Deaf woman wins court case against UK government over coronavirus briefings

LONDON — A deaf woman won a High Court action against the U.K. government after complaining about the lack of British Sign Language interpreting at official coronavirus briefings in England.

Press conferences from Downing Street have been a staple of the pandemic since the first full lockdown in March 2020, fronted by Boris Johnson or other Cabinet ministers alongside scientific advisers.

Katie Rowley, a self-employed actor and writer from Leeds, took legal action against Cabinet Office Minister Michael Gove, arguing the government had breached its obligations to make broadcasts accessible to deaf people under equality legislation.

Ministers disputed this and lawyers representing Gove said Rowley’s claim should be dismissed. The government previously highlighted that BSL interpreters were offered by the news channel which carried the broadcasts.

However, Rowley’s claim focused on two COVID briefings in September and October 2020 for which there was no sign language interpreter at all, either in person or superimposed by broadcasters.

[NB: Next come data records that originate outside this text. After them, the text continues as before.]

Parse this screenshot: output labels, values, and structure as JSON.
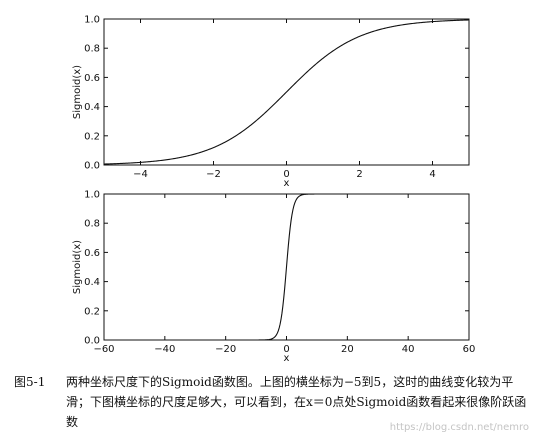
{
  "chart_data": [
    {
      "type": "line",
      "function": "sigmoid",
      "xlabel": "x",
      "ylabel": "Sigmoid(x)",
      "xlim": [
        -5,
        5
      ],
      "ylim": [
        0.0,
        1.0
      ],
      "xticks": [
        -4,
        -2,
        0,
        2,
        4
      ],
      "xtick_labels": [
        "−4",
        "−2",
        "0",
        "2",
        "4"
      ],
      "yticks": [
        0.0,
        0.2,
        0.4,
        0.6,
        0.8,
        1.0
      ],
      "ytick_labels": [
        "0.0",
        "0.2",
        "0.4",
        "0.6",
        "0.8",
        "1.0"
      ],
      "grid": false,
      "series": [
        {
          "x": [
            -5,
            -4,
            -3,
            -2,
            -1,
            0,
            1,
            2,
            3,
            4,
            5
          ],
          "y": [
            0.007,
            0.018,
            0.047,
            0.119,
            0.269,
            0.5,
            0.731,
            0.881,
            0.953,
            0.982,
            0.993
          ]
        }
      ]
    },
    {
      "type": "line",
      "function": "sigmoid",
      "xlabel": "x",
      "ylabel": "Sigmoid(x)",
      "xlim": [
        -60,
        60
      ],
      "ylim": [
        0.0,
        1.0
      ],
      "xticks": [
        -60,
        -40,
        -20,
        0,
        20,
        40,
        60
      ],
      "xtick_labels": [
        "−60",
        "−40",
        "−20",
        "0",
        "20",
        "40",
        "60"
      ],
      "yticks": [
        0.0,
        0.2,
        0.4,
        0.6,
        0.8,
        1.0
      ],
      "ytick_labels": [
        "0.0",
        "0.2",
        "0.4",
        "0.6",
        "0.8",
        "1.0"
      ],
      "grid": false,
      "series": [
        {
          "x": [
            -60,
            -20,
            -10,
            -5,
            -3,
            -2,
            -1,
            0,
            1,
            2,
            3,
            5,
            10,
            20,
            60
          ],
          "y": [
            0.0,
            0.0,
            0.0,
            0.007,
            0.047,
            0.119,
            0.269,
            0.5,
            0.731,
            0.881,
            0.953,
            0.993,
            1.0,
            1.0,
            1.0
          ]
        }
      ]
    }
  ],
  "caption": {
    "number": "图5-1",
    "text": "两种坐标尺度下的Sigmoid函数图。上图的横坐标为−5到5，这时的曲线变化较为平滑；下图横坐标的尺度足够大，可以看到，在x＝0点处Sigmoid函数看起来很像阶跃函数"
  },
  "watermark": "https://blog.csdn.net/nemro"
}
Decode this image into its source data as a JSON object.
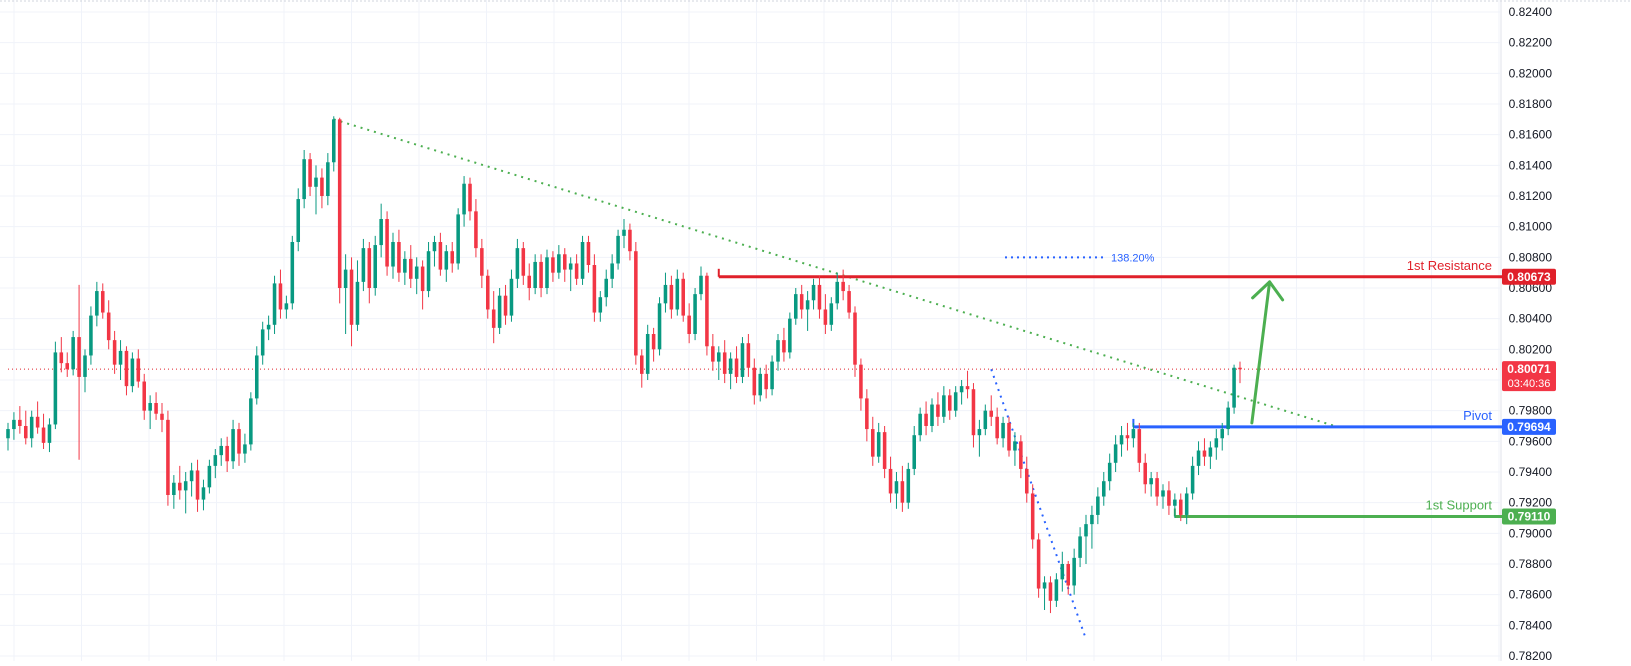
{
  "chart_data": {
    "type": "candlestick",
    "grid": true,
    "ylim": [
      0.782,
      0.824
    ],
    "price_axis_labels": [
      "0.82400",
      "0.82200",
      "0.82000",
      "0.81800",
      "0.81600",
      "0.81400",
      "0.81200",
      "0.81000",
      "0.80800",
      "0.80600",
      "0.80400",
      "0.80200",
      "0.80000",
      "0.79800",
      "0.79600",
      "0.79400",
      "0.79200",
      "0.79000",
      "0.78800",
      "0.78600",
      "0.78400",
      "0.78200"
    ],
    "current_price": {
      "value": 0.80071,
      "label": "0.80071",
      "countdown": "03:40:36"
    },
    "levels": [
      {
        "name": "1st Resistance",
        "value": 0.80673,
        "label": "0.80673",
        "x_start_bar": 120,
        "color": "#e0202a"
      },
      {
        "name": "Pivot",
        "value": 0.79694,
        "label": "0.79694",
        "x_start_bar": 190,
        "color": "#2962ff"
      },
      {
        "name": "1st Support",
        "value": 0.7911,
        "label": "0.79110",
        "x_start_bar": 197,
        "color": "#4caf50"
      }
    ],
    "fib_annotation": {
      "label": "138.20%",
      "value": 0.808
    },
    "trendline": {
      "from": {
        "bar": 55,
        "value": 0.817
      },
      "to": {
        "bar": 224,
        "value": 0.797
      }
    },
    "fib_line": {
      "from": {
        "bar": 166,
        "value": 0.8007
      },
      "to": {
        "bar": 182,
        "value": 0.7831
      }
    },
    "projection_arrow": {
      "from": {
        "bar": 210,
        "value": 0.7972
      },
      "to": {
        "bar": 213,
        "value": 0.8064
      }
    },
    "candles_ohlc": [
      [
        0.7962,
        0.7972,
        0.7954,
        0.7968
      ],
      [
        0.7968,
        0.7979,
        0.7961,
        0.7974
      ],
      [
        0.7974,
        0.7983,
        0.7965,
        0.797
      ],
      [
        0.797,
        0.798,
        0.7958,
        0.7962
      ],
      [
        0.7962,
        0.798,
        0.7956,
        0.7976
      ],
      [
        0.7976,
        0.7986,
        0.7965,
        0.7969
      ],
      [
        0.7969,
        0.7978,
        0.7955,
        0.7959
      ],
      [
        0.7959,
        0.7975,
        0.7953,
        0.7971
      ],
      [
        0.7971,
        0.8025,
        0.7968,
        0.8018
      ],
      [
        0.8018,
        0.8028,
        0.8005,
        0.8011
      ],
      [
        0.8011,
        0.8018,
        0.8002,
        0.8007
      ],
      [
        0.8007,
        0.8032,
        0.8003,
        0.8028
      ],
      [
        0.8028,
        0.8062,
        0.7948,
        0.8002
      ],
      [
        0.8002,
        0.802,
        0.7992,
        0.8016
      ],
      [
        0.8016,
        0.8048,
        0.801,
        0.8042
      ],
      [
        0.8042,
        0.8064,
        0.8035,
        0.8058
      ],
      [
        0.8058,
        0.8063,
        0.804,
        0.8044
      ],
      [
        0.8044,
        0.8052,
        0.802,
        0.8026
      ],
      [
        0.8026,
        0.8032,
        0.8004,
        0.801
      ],
      [
        0.801,
        0.8026,
        0.8,
        0.8019
      ],
      [
        0.8019,
        0.8022,
        0.799,
        0.7996
      ],
      [
        0.7996,
        0.8018,
        0.7992,
        0.8014
      ],
      [
        0.8014,
        0.802,
        0.7995,
        0.7999
      ],
      [
        0.7999,
        0.8004,
        0.7974,
        0.798
      ],
      [
        0.798,
        0.799,
        0.7968,
        0.7985
      ],
      [
        0.7985,
        0.7992,
        0.7974,
        0.7978
      ],
      [
        0.7978,
        0.7985,
        0.7966,
        0.7974
      ],
      [
        0.7974,
        0.798,
        0.7918,
        0.7925
      ],
      [
        0.7925,
        0.7938,
        0.7916,
        0.7933
      ],
      [
        0.7933,
        0.7944,
        0.7922,
        0.7928
      ],
      [
        0.7928,
        0.794,
        0.7913,
        0.7934
      ],
      [
        0.7934,
        0.7946,
        0.7924,
        0.7941
      ],
      [
        0.7941,
        0.7948,
        0.7914,
        0.7922
      ],
      [
        0.7922,
        0.7935,
        0.7915,
        0.793
      ],
      [
        0.793,
        0.7948,
        0.7926,
        0.7944
      ],
      [
        0.7944,
        0.7955,
        0.7936,
        0.7951
      ],
      [
        0.7951,
        0.7962,
        0.7944,
        0.7957
      ],
      [
        0.7957,
        0.7963,
        0.794,
        0.7947
      ],
      [
        0.7947,
        0.7974,
        0.7942,
        0.7968
      ],
      [
        0.7968,
        0.7972,
        0.7944,
        0.7952
      ],
      [
        0.7952,
        0.7965,
        0.7946,
        0.7958
      ],
      [
        0.7958,
        0.7992,
        0.7954,
        0.7988
      ],
      [
        0.7988,
        0.8022,
        0.7984,
        0.8016
      ],
      [
        0.8016,
        0.8038,
        0.801,
        0.8033
      ],
      [
        0.8033,
        0.8042,
        0.8026,
        0.8036
      ],
      [
        0.8036,
        0.8068,
        0.803,
        0.8063
      ],
      [
        0.8063,
        0.8072,
        0.804,
        0.8046
      ],
      [
        0.8046,
        0.8055,
        0.804,
        0.805
      ],
      [
        0.805,
        0.8094,
        0.8046,
        0.809
      ],
      [
        0.809,
        0.8125,
        0.8084,
        0.8118
      ],
      [
        0.8118,
        0.815,
        0.8112,
        0.8144
      ],
      [
        0.8144,
        0.8148,
        0.812,
        0.8126
      ],
      [
        0.8126,
        0.814,
        0.8108,
        0.8132
      ],
      [
        0.8132,
        0.8138,
        0.8112,
        0.812
      ],
      [
        0.812,
        0.8148,
        0.8114,
        0.8142
      ],
      [
        0.8142,
        0.8172,
        0.8136,
        0.817
      ],
      [
        0.817,
        0.8171,
        0.805,
        0.806
      ],
      [
        0.806,
        0.8082,
        0.803,
        0.8072
      ],
      [
        0.8072,
        0.808,
        0.8022,
        0.8036
      ],
      [
        0.8036,
        0.8078,
        0.8032,
        0.8064
      ],
      [
        0.8064,
        0.8092,
        0.8058,
        0.8086
      ],
      [
        0.8086,
        0.809,
        0.805,
        0.806
      ],
      [
        0.806,
        0.8094,
        0.8055,
        0.8088
      ],
      [
        0.8088,
        0.8115,
        0.808,
        0.8105
      ],
      [
        0.8105,
        0.811,
        0.8068,
        0.8074
      ],
      [
        0.8074,
        0.8096,
        0.8066,
        0.809
      ],
      [
        0.809,
        0.8098,
        0.8064,
        0.807
      ],
      [
        0.807,
        0.8084,
        0.8062,
        0.8079
      ],
      [
        0.8079,
        0.8088,
        0.806,
        0.8066
      ],
      [
        0.8066,
        0.808,
        0.8056,
        0.8074
      ],
      [
        0.8074,
        0.8078,
        0.8046,
        0.8058
      ],
      [
        0.8058,
        0.809,
        0.8054,
        0.8084
      ],
      [
        0.8084,
        0.8094,
        0.8074,
        0.809
      ],
      [
        0.809,
        0.8096,
        0.8068,
        0.8072
      ],
      [
        0.8072,
        0.8088,
        0.8064,
        0.8084
      ],
      [
        0.8084,
        0.809,
        0.807,
        0.8076
      ],
      [
        0.8076,
        0.8112,
        0.8072,
        0.8108
      ],
      [
        0.8108,
        0.8133,
        0.81,
        0.8128
      ],
      [
        0.8128,
        0.8132,
        0.8104,
        0.811
      ],
      [
        0.811,
        0.8118,
        0.808,
        0.8086
      ],
      [
        0.8086,
        0.8092,
        0.806,
        0.8068
      ],
      [
        0.8068,
        0.8072,
        0.804,
        0.8046
      ],
      [
        0.8046,
        0.8058,
        0.8024,
        0.8034
      ],
      [
        0.8034,
        0.806,
        0.803,
        0.8055
      ],
      [
        0.8055,
        0.8062,
        0.8036,
        0.8042
      ],
      [
        0.8042,
        0.8072,
        0.8038,
        0.8066
      ],
      [
        0.8066,
        0.8092,
        0.806,
        0.8086
      ],
      [
        0.8086,
        0.809,
        0.8062,
        0.8068
      ],
      [
        0.8068,
        0.8076,
        0.8052,
        0.806
      ],
      [
        0.806,
        0.8082,
        0.8056,
        0.8077
      ],
      [
        0.8077,
        0.8082,
        0.8054,
        0.806
      ],
      [
        0.806,
        0.8085,
        0.8056,
        0.808
      ],
      [
        0.808,
        0.8084,
        0.8064,
        0.807
      ],
      [
        0.807,
        0.8088,
        0.8066,
        0.8082
      ],
      [
        0.8082,
        0.8086,
        0.8064,
        0.8072
      ],
      [
        0.8072,
        0.808,
        0.8058,
        0.8076
      ],
      [
        0.8076,
        0.8082,
        0.8062,
        0.8066
      ],
      [
        0.8066,
        0.8094,
        0.8062,
        0.809
      ],
      [
        0.809,
        0.8094,
        0.807,
        0.8075
      ],
      [
        0.8075,
        0.8082,
        0.8038,
        0.8044
      ],
      [
        0.8044,
        0.8058,
        0.8038,
        0.8054
      ],
      [
        0.8054,
        0.8072,
        0.8048,
        0.8066
      ],
      [
        0.8066,
        0.8082,
        0.806,
        0.8076
      ],
      [
        0.8076,
        0.8098,
        0.8072,
        0.8094
      ],
      [
        0.8094,
        0.8105,
        0.8086,
        0.8098
      ],
      [
        0.8098,
        0.8102,
        0.8078,
        0.8084
      ],
      [
        0.8084,
        0.809,
        0.801,
        0.8016
      ],
      [
        0.8016,
        0.802,
        0.7995,
        0.8004
      ],
      [
        0.8004,
        0.8036,
        0.8,
        0.803
      ],
      [
        0.803,
        0.8034,
        0.8012,
        0.802
      ],
      [
        0.802,
        0.8054,
        0.8016,
        0.805
      ],
      [
        0.805,
        0.807,
        0.8044,
        0.8062
      ],
      [
        0.8062,
        0.8068,
        0.804,
        0.8046
      ],
      [
        0.8046,
        0.8072,
        0.8042,
        0.8066
      ],
      [
        0.8066,
        0.807,
        0.8038,
        0.8042
      ],
      [
        0.8042,
        0.805,
        0.8024,
        0.803
      ],
      [
        0.803,
        0.806,
        0.8026,
        0.8056
      ],
      [
        0.8056,
        0.8074,
        0.8052,
        0.8068
      ],
      [
        0.8068,
        0.807,
        0.8016,
        0.8022
      ],
      [
        0.8022,
        0.803,
        0.8006,
        0.8012
      ],
      [
        0.8012,
        0.8022,
        0.8,
        0.8018
      ],
      [
        0.8018,
        0.8026,
        0.7998,
        0.8004
      ],
      [
        0.8004,
        0.8018,
        0.7994,
        0.8014
      ],
      [
        0.8014,
        0.8022,
        0.7998,
        0.8002
      ],
      [
        0.8002,
        0.8028,
        0.7998,
        0.8024
      ],
      [
        0.8024,
        0.803,
        0.8002,
        0.8008
      ],
      [
        0.8008,
        0.8014,
        0.7984,
        0.799
      ],
      [
        0.799,
        0.8008,
        0.7986,
        0.8004
      ],
      [
        0.8004,
        0.801,
        0.7988,
        0.7994
      ],
      [
        0.7994,
        0.8016,
        0.799,
        0.8012
      ],
      [
        0.8012,
        0.803,
        0.8006,
        0.8026
      ],
      [
        0.8026,
        0.8034,
        0.8012,
        0.8018
      ],
      [
        0.8018,
        0.8044,
        0.8014,
        0.804
      ],
      [
        0.804,
        0.806,
        0.8036,
        0.8056
      ],
      [
        0.8056,
        0.8062,
        0.804,
        0.8046
      ],
      [
        0.8046,
        0.8058,
        0.8032,
        0.8052
      ],
      [
        0.8052,
        0.8066,
        0.8046,
        0.8062
      ],
      [
        0.8062,
        0.8068,
        0.804,
        0.8046
      ],
      [
        0.8046,
        0.8056,
        0.803,
        0.8036
      ],
      [
        0.8036,
        0.8054,
        0.8032,
        0.805
      ],
      [
        0.805,
        0.807,
        0.8046,
        0.8064
      ],
      [
        0.8064,
        0.8072,
        0.8052,
        0.8058
      ],
      [
        0.8058,
        0.8062,
        0.804,
        0.8044
      ],
      [
        0.8044,
        0.8048,
        0.8002,
        0.801
      ],
      [
        0.801,
        0.8014,
        0.798,
        0.7988
      ],
      [
        0.7988,
        0.7994,
        0.796,
        0.7968
      ],
      [
        0.7968,
        0.7976,
        0.7944,
        0.795
      ],
      [
        0.795,
        0.7972,
        0.7946,
        0.7966
      ],
      [
        0.7966,
        0.797,
        0.7936,
        0.7942
      ],
      [
        0.7942,
        0.795,
        0.792,
        0.7926
      ],
      [
        0.7926,
        0.794,
        0.7916,
        0.7934
      ],
      [
        0.7934,
        0.7944,
        0.7914,
        0.792
      ],
      [
        0.792,
        0.7946,
        0.7916,
        0.7942
      ],
      [
        0.7942,
        0.797,
        0.7938,
        0.7964
      ],
      [
        0.7964,
        0.7982,
        0.796,
        0.7978
      ],
      [
        0.7978,
        0.7986,
        0.7964,
        0.797
      ],
      [
        0.797,
        0.7988,
        0.7966,
        0.7984
      ],
      [
        0.7984,
        0.7992,
        0.797,
        0.7976
      ],
      [
        0.7976,
        0.7996,
        0.7972,
        0.799
      ],
      [
        0.799,
        0.7994,
        0.7974,
        0.798
      ],
      [
        0.798,
        0.7996,
        0.7976,
        0.7992
      ],
      [
        0.7992,
        0.8,
        0.7984,
        0.7996
      ],
      [
        0.7996,
        0.8006,
        0.7988,
        0.7994
      ],
      [
        0.7994,
        0.7998,
        0.7956,
        0.7964
      ],
      [
        0.7964,
        0.7974,
        0.795,
        0.7968
      ],
      [
        0.7968,
        0.7984,
        0.7964,
        0.798
      ],
      [
        0.798,
        0.799,
        0.797,
        0.7976
      ],
      [
        0.7976,
        0.7982,
        0.7958,
        0.7962
      ],
      [
        0.7962,
        0.7976,
        0.7956,
        0.7972
      ],
      [
        0.7972,
        0.7976,
        0.795,
        0.7954
      ],
      [
        0.7954,
        0.7966,
        0.7944,
        0.796
      ],
      [
        0.796,
        0.7964,
        0.7936,
        0.7942
      ],
      [
        0.7942,
        0.795,
        0.792,
        0.7926
      ],
      [
        0.7926,
        0.7932,
        0.789,
        0.7896
      ],
      [
        0.7896,
        0.79,
        0.7858,
        0.7864
      ],
      [
        0.7864,
        0.7872,
        0.785,
        0.7868
      ],
      [
        0.7868,
        0.7872,
        0.7848,
        0.7856
      ],
      [
        0.7856,
        0.7874,
        0.7852,
        0.787
      ],
      [
        0.787,
        0.7888,
        0.7862,
        0.788
      ],
      [
        0.788,
        0.7882,
        0.786,
        0.7866
      ],
      [
        0.7866,
        0.789,
        0.786,
        0.7884
      ],
      [
        0.7884,
        0.7904,
        0.7878,
        0.7898
      ],
      [
        0.7898,
        0.7912,
        0.788,
        0.7906
      ],
      [
        0.7906,
        0.7918,
        0.789,
        0.7912
      ],
      [
        0.7912,
        0.793,
        0.7906,
        0.7924
      ],
      [
        0.7924,
        0.794,
        0.7918,
        0.7934
      ],
      [
        0.7934,
        0.7952,
        0.7928,
        0.7946
      ],
      [
        0.7946,
        0.7964,
        0.794,
        0.7958
      ],
      [
        0.7958,
        0.797,
        0.795,
        0.7964
      ],
      [
        0.7964,
        0.7972,
        0.7954,
        0.7962
      ],
      [
        0.7962,
        0.7972,
        0.7956,
        0.7968
      ],
      [
        0.7968,
        0.7972,
        0.794,
        0.7946
      ],
      [
        0.7946,
        0.7952,
        0.7926,
        0.7932
      ],
      [
        0.7932,
        0.794,
        0.7924,
        0.7936
      ],
      [
        0.7936,
        0.794,
        0.7918,
        0.7924
      ],
      [
        0.7924,
        0.7932,
        0.7916,
        0.7928
      ],
      [
        0.7928,
        0.7934,
        0.7912,
        0.7918
      ],
      [
        0.7918,
        0.7926,
        0.791,
        0.7922
      ],
      [
        0.7922,
        0.7926,
        0.7908,
        0.7912
      ],
      [
        0.7912,
        0.793,
        0.7906,
        0.7926
      ],
      [
        0.7926,
        0.795,
        0.7922,
        0.7944
      ],
      [
        0.7944,
        0.796,
        0.7938,
        0.7954
      ],
      [
        0.7954,
        0.7962,
        0.7944,
        0.795
      ],
      [
        0.795,
        0.796,
        0.7942,
        0.7956
      ],
      [
        0.7956,
        0.7968,
        0.7948,
        0.7962
      ],
      [
        0.7962,
        0.7972,
        0.7954,
        0.7968
      ],
      [
        0.7968,
        0.7986,
        0.7964,
        0.7982
      ],
      [
        0.7982,
        0.801,
        0.7978,
        0.8008
      ],
      [
        0.8008,
        0.8012,
        0.7998,
        0.8007
      ]
    ]
  }
}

She said the stress she suffered in being unable to access government information during the briefing impacted her health and wellbeing.

A judge ruled in her favor on Wednesday, finding that the absence of interpretation constituted discrimination.

The judge, Michael Fordham, said damages would be assessed by a judge in a county court and added that the government was not “in present or continuing breach.”

Similar briefings by Scottish First Minister Nicola Sturgeon and Welsh counterpart Mark Drakeford included interpreters in the room.